La Maison du Jouir

Une fois n’est pas coutume, une petite parcelle directe de ma vie avec cette lettre reçue d’un ami, si sincère que je n’hésite pas à la partager... et oui, on écrit encore ainsi...

Ma chère amie,

Me voici, enfin, revenu de ce long voyage qui me porta à traverser le Pacifique jusqu’aux Marquises où Gauguin vint achever de crever.

Je ne sais plus ce qui me mena jusqu’ici à dire vrai, je ne sais plus, ni même pourquoi je suis parti et après tant de caps, tant d’horizons voilà que je voudrais être en-deçà du langage, juste avant, retrouver la fraîcheur. Je me souviens de la fraîcheur de notre rencontre, d’un certain éclat. Qu’avez-vous fait de cet éclat ? A-t-il survécu à ce que la vie sociale impose ? Exige même ? Je sais que vous me trouverez hardi de vous écrire maintenant, seulement maintenant mais j’ai été retenu, empêché, je me suis finalement empêché de tant de choses ! Mais le temps court plus vite que moi sur le grand océan, je sens qu’il faut me débarrasser comme on débarrasse une table.

Avez-vous lu le livre que Vargas Llosa consacra à Paul Gauguin et son inénarrable grand-mère, Flora Tristan ? Ne le lisez pas ma chère, ne le lisez pas, c’est une sombre fumisterie qui risquerait de vous laisser sur les rotules, vous connaissant, tremblantes de rage.

La plume est fort belle, les descriptions prenantes au possible et entre les vies parallèles de Flora et de Paul se dessine parfaitement le piège moderne, social, capitaliste, appelez-le comme vous voudrez. Et Vargas Llosa étire la faillite, l’échec de toute tentative, l’égalité est un leurre, l’utopie le luxe d’une bourgeoise aigrie, la peinture de même, quant à la foi elle est absente. Ce type a reçu le prix Nobel "for his cartography of structures of power and his trenchant images of the individual’s resistance, revolt, and defeat". C’est exactement ça, pas une lueur d’espoir, pas d’élévation, la lutte au ras des bottillons, l’art à hauteur de la queue. Ce sombre plumitif qui n’aura jamais saisi de l’art que la décharge et le tumulte sans en rendre jamais l’élévation !

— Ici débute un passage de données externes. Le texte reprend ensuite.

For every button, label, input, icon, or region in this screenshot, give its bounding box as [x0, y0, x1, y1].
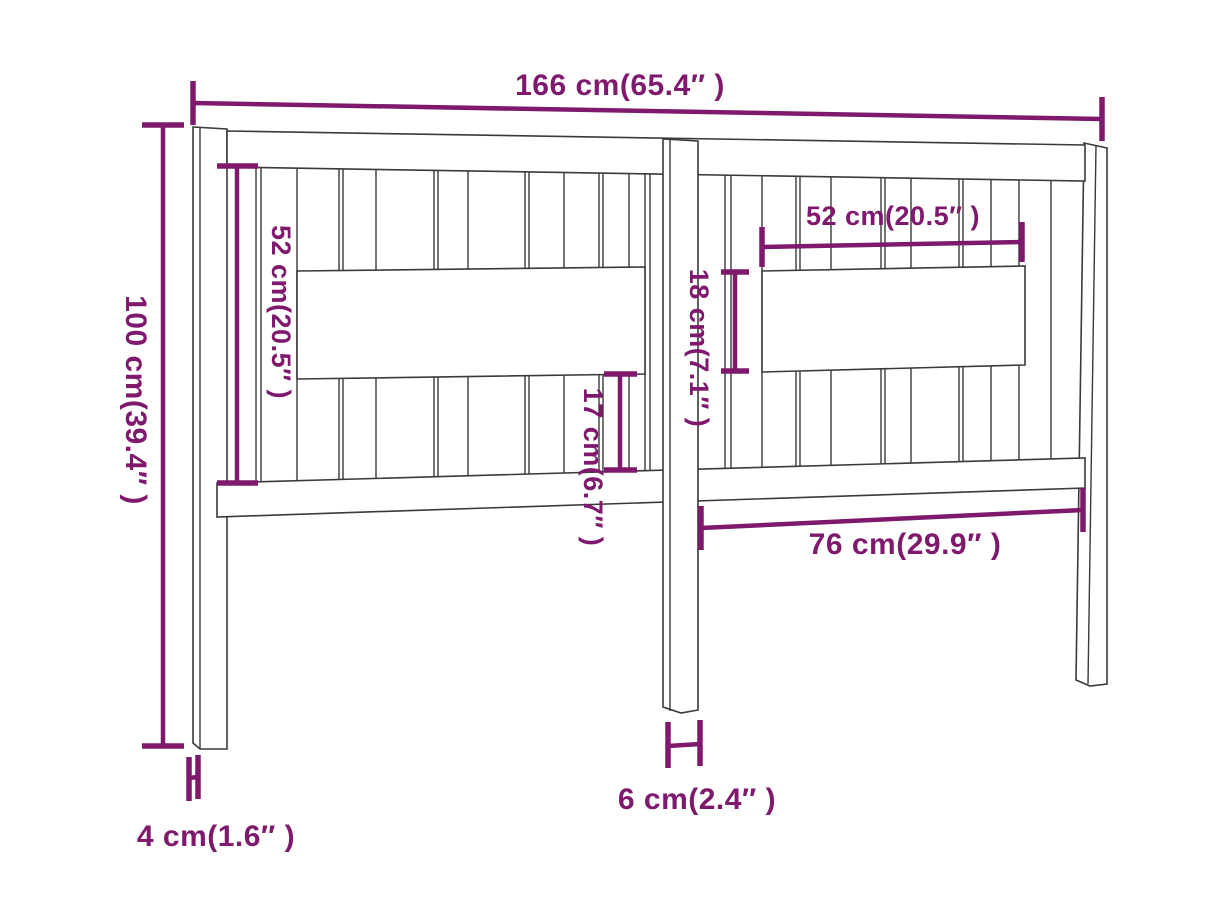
dimension-diagram: 166 cm(65.4″ ) 100 cm(39.4″ ) 52 cm(20.5…: [0, 0, 1229, 921]
right-post: [1076, 143, 1107, 686]
dim-leg-thickness-label: 4 cm(1.6″ ): [137, 820, 295, 853]
left-middle-panel: [297, 267, 645, 379]
dim-leg-thickness: 4 cm(1.6″ ): [137, 755, 295, 853]
left-post: [193, 127, 227, 749]
right-middle-panel: [762, 266, 1025, 372]
bottom-rail: [217, 458, 1085, 517]
top-rail: [227, 131, 1085, 181]
dim-overall-width-label: 166 cm(65.4″ ): [515, 69, 725, 102]
dim-left-lower-height: 17 cm(6.7″ ): [578, 374, 637, 546]
headboard-diagram-svg: 166 cm(65.4″ ) 100 cm(39.4″ ) 52 cm(20.5…: [0, 0, 1229, 921]
dim-right-panel-height-label: 18 cm(7.1″ ): [684, 269, 714, 428]
dim-overall-width: 166 cm(65.4″ ): [193, 69, 1102, 141]
dim-right-panel-width: 52 cm(20.5″ ): [762, 201, 1022, 267]
dim-left-opening-height-label: 52 cm(20.5″ ): [266, 225, 296, 399]
dim-lower-rail-span-label: 76 cm(29.9″ ): [809, 528, 1002, 561]
dim-right-panel-width-label: 52 cm(20.5″ ): [806, 201, 980, 231]
dim-right-panel-height: 18 cm(7.1″ ): [684, 269, 749, 428]
dim-center-leg-width: 6 cm(2.4″ ): [618, 720, 776, 816]
dim-overall-height-label: 100 cm(39.4″ ): [119, 295, 152, 505]
dim-left-lower-height-label: 17 cm(6.7″ ): [578, 388, 608, 547]
dim-center-leg-width-label: 6 cm(2.4″ ): [618, 783, 776, 816]
dim-overall-height: 100 cm(39.4″ ): [119, 125, 184, 746]
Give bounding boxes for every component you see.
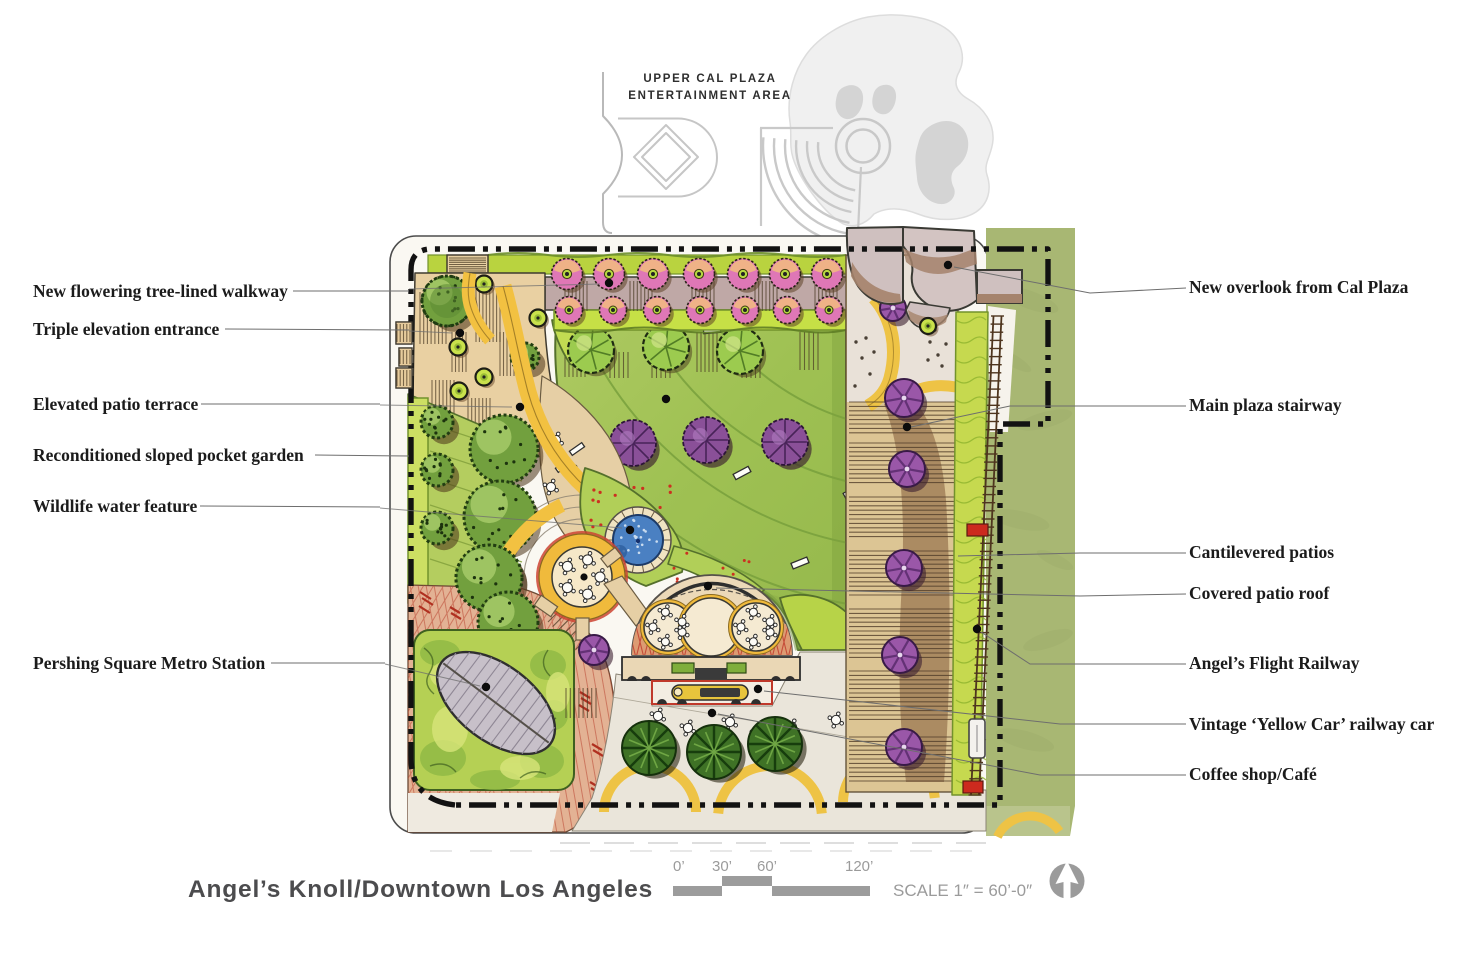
svg-text:Covered patio roof: Covered patio roof: [1189, 583, 1329, 603]
svg-text:ENTERTAINMENT AREA: ENTERTAINMENT AREA: [628, 90, 792, 102]
svg-text:Wildlife water feature: Wildlife water feature: [33, 496, 198, 516]
svg-text:SCALE 1″ = 60’-0″: SCALE 1″ = 60’-0″: [893, 881, 1032, 900]
svg-text:UPPER CAL PLAZA: UPPER CAL PLAZA: [643, 73, 776, 85]
svg-text:Main plaza stairway: Main plaza stairway: [1189, 395, 1342, 415]
svg-text:30’: 30’: [712, 858, 732, 875]
svg-text:Reconditioned sloped pocket ga: Reconditioned sloped pocket garden: [33, 445, 304, 465]
svg-text:New overlook from Cal Plaza: New overlook from Cal Plaza: [1189, 277, 1409, 297]
svg-text:Triple elevation entrance: Triple elevation entrance: [33, 319, 220, 339]
svg-text:60’: 60’: [757, 858, 777, 875]
svg-text:Coffee shop/Café: Coffee shop/Café: [1189, 764, 1317, 784]
svg-text:New flowering tree-lined walkw: New flowering tree-lined walkway: [33, 281, 288, 301]
svg-text:Angel’s Flight Railway: Angel’s Flight Railway: [1189, 653, 1360, 673]
svg-text:0’: 0’: [673, 858, 685, 875]
svg-text:120’: 120’: [845, 858, 873, 875]
svg-text:Vintage ‘Yellow Car’ railway c: Vintage ‘Yellow Car’ railway car: [1189, 714, 1434, 734]
svg-text:Elevated patio terrace: Elevated patio terrace: [33, 394, 198, 414]
svg-text:Cantilevered patios: Cantilevered patios: [1189, 542, 1334, 562]
svg-text:Pershing Square Metro Station: Pershing Square Metro Station: [33, 653, 265, 673]
svg-text:Angel’s Knoll/Downtown Los Ang: Angel’s Knoll/Downtown Los Angeles: [188, 876, 653, 903]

Le soleil va vers ma nuit. Où êtes-vous ? Vous qui sentiez bien avant de comprendre, vous qui partagiez avec moi si intensément l’impérieuse nécessité, l’appel, la quête... alors oui, le paradis pour finir c’est maintenant, jamais bien plus loin et je sais bien que vous le saviez.

Il évoque dans ce livre Arles, et Vincent. Te souviens-tu de cette gare où je t’ai attendue, un matin, il y a des siècles ? Je me souviens de ton sourire avec une présence que rien n’entame. Que cherchions-nous alors ? Et toi, l’as-tu trouvé ? Le paradis peut-être, mais la liberté ?

Comme bien d’autres nostalgiques je me suis tenu devant le vide de la Maison du Jouir où ce cher Paul enjoint pour toujours aux femmes "soyez mystérieuses, soyez amoureuses et vous serez heureuses..." J’étais fort sceptique devant cette invitation. Déçu même voyez-vous. Et sur la route du retour, j’ai pensé à ce que vous m’aviez dit un jour, que le mystère vous ennuie, les mystères de cachoterie, de séduction, d’artifices et de recoins mais que vous vous rendiez au mystère de la vie, avec ou sans majuscule. Si vous vous y êtes réellement rendue, alors vous êtes dans l’amour, et vous êtes heureuse. C’est bien de cela dont il s’agit n’est-ce pas, c’est là l’injonction de Gauguin, qui passe pour une banalité et n’en n’est pas une. Alors pour finir, jouir n’est rien.

Le mystère s’accomplit dans le ventre des femmes et vous donne accès définitivement au sauvage - c’est probablement pour cela que l’avenir de l’humanité vous appartient (si avenir il y a). Nous ne devrions que vous seconder - je sais que vous allez adorer l’idée.

Je vous serre affectueusement dans mes bras, je pense à ce poème de Nazim Hikmet que vous aimez autant que moi je crois, P.L.M.